In Evas Eltern, Hugh und Barbara Cassidy, kamen seinerzeit zwei verschiedene Welten zusammen, die einander aber perfekt ergänzten. Es war in Deutschland Ende der 1950er/Anfang der 1960er Jahre, wo Hugh Cassidy seinen Militärdienst als G.I. leistete und eine junge Deutsche namens Barbara kennen und lieben lernte, die sich nichts sehnlicher wünschte, als dem zerstörten, bleischweren Nachkriegsdeutschland zu entkommen und ein neues Leben zu beginnen.

Beide zogen in Hughs Landhaus in einem kleinen Vorort von Washington D.C., wo 1963 Eva und zwei Jahre später ihr Bruder Dan auf die Welt kam.

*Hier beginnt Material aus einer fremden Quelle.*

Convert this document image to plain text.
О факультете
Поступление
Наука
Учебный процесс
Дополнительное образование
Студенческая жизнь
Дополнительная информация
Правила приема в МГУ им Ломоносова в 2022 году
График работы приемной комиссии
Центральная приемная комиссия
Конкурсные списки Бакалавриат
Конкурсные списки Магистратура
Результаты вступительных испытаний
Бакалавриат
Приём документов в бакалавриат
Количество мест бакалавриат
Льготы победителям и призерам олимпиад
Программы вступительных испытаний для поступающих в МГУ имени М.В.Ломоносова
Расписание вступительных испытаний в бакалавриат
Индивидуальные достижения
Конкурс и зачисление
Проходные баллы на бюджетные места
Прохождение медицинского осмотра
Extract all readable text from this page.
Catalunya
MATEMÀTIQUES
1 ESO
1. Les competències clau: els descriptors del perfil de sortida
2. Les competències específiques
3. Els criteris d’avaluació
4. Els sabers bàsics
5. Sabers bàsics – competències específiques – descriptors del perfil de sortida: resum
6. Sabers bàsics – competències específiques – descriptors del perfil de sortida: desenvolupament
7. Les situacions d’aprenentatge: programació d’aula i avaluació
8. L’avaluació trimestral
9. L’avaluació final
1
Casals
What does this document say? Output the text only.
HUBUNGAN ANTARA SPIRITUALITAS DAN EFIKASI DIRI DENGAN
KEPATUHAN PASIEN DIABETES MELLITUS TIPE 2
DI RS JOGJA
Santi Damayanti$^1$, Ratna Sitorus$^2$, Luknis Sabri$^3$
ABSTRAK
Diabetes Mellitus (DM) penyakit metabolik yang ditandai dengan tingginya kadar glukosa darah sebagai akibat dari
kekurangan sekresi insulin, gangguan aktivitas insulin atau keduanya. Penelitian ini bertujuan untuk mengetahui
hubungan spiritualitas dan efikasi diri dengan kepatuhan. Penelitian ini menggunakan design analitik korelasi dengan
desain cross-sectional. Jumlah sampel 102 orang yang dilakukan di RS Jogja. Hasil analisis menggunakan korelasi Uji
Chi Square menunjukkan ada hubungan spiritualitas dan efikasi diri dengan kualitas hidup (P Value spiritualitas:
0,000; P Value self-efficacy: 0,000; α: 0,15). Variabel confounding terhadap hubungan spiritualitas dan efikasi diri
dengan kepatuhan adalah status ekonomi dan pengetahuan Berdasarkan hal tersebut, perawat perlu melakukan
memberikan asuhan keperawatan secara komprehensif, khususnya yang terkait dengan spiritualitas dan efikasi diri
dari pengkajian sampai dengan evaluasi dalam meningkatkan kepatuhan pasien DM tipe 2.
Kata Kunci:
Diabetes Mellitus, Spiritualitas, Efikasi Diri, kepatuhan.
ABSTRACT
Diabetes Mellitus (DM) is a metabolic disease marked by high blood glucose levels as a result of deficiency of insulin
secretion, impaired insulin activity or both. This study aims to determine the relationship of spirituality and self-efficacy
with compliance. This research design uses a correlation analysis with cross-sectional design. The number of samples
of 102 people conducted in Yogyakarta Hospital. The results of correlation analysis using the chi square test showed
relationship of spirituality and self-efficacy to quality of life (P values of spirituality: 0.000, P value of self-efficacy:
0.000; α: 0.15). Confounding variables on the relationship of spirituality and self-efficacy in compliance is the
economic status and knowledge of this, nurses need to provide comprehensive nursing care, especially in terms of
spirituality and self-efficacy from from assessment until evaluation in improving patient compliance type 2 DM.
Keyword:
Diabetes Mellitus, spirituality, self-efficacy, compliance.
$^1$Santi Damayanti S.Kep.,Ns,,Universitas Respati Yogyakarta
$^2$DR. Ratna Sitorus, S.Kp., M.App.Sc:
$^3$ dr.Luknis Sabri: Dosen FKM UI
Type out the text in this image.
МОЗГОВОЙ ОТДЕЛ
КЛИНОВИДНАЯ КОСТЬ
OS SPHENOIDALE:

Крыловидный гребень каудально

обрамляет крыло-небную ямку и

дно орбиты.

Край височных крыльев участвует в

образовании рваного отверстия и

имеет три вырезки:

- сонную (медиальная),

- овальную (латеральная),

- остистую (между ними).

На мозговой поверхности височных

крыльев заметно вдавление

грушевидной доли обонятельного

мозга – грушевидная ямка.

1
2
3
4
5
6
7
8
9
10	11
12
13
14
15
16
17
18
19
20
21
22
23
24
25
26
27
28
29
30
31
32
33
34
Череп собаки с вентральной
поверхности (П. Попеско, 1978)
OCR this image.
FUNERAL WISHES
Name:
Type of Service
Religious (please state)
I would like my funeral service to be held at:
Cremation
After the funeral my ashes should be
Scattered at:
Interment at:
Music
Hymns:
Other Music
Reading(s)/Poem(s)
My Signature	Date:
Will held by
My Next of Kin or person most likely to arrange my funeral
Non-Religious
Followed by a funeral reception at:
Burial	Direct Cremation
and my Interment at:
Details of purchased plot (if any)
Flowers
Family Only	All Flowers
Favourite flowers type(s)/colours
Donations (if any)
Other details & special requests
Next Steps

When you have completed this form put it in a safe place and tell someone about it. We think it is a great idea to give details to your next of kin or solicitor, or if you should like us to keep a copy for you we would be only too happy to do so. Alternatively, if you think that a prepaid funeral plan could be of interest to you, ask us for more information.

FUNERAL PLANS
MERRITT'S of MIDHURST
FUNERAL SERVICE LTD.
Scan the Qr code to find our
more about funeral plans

Hugh Cassidy arbeitete als Musiklehrer und gab hin und wieder in seiner Nachbarschaft kleine Konzerte, und so führte er Eva und ihren Bruder Dan schon früh an die Musik heran. 

In Evas und Dans Elternhaus hörte und spielte man hauptsächlich den Jazz und Swing der 1920er bis 1950er Jahre, also Irving Berlin, Cole Porter, George Gershwin, Duke Ellington, Louis Armstrong und wie die Legenden der goldenen Ära des Jazz heißen; doch auch mit Country- und Folk-Songs waren sie vertraut, auf die ich später noch zu sprechen komme.

Jazz und Swing ist den U.S.-Amerikanern geradezu in die Wiege gelegt; zumindest begleitet diese Musik sie von Kindesbeinen an. Ein Genre, das Leichtigkeit und Beweglichkeit und zugleich Kraft und Nachdruck der Stimme erfordert; und genau diese Mischung hat Eva Cassidy.

Wenn sie Cheek to Cheek von Irving Berlin oder My Honeysuckle Rose von Fats Waller singt, federt, gleitet und tänzelt ihre Stimme so leicht und mühelos dahin, dass man förmlich sieht, wie sie, geführt von ihrem Tanzpartner, nahezu schwerelos über das Parkett hinweg schwebt. 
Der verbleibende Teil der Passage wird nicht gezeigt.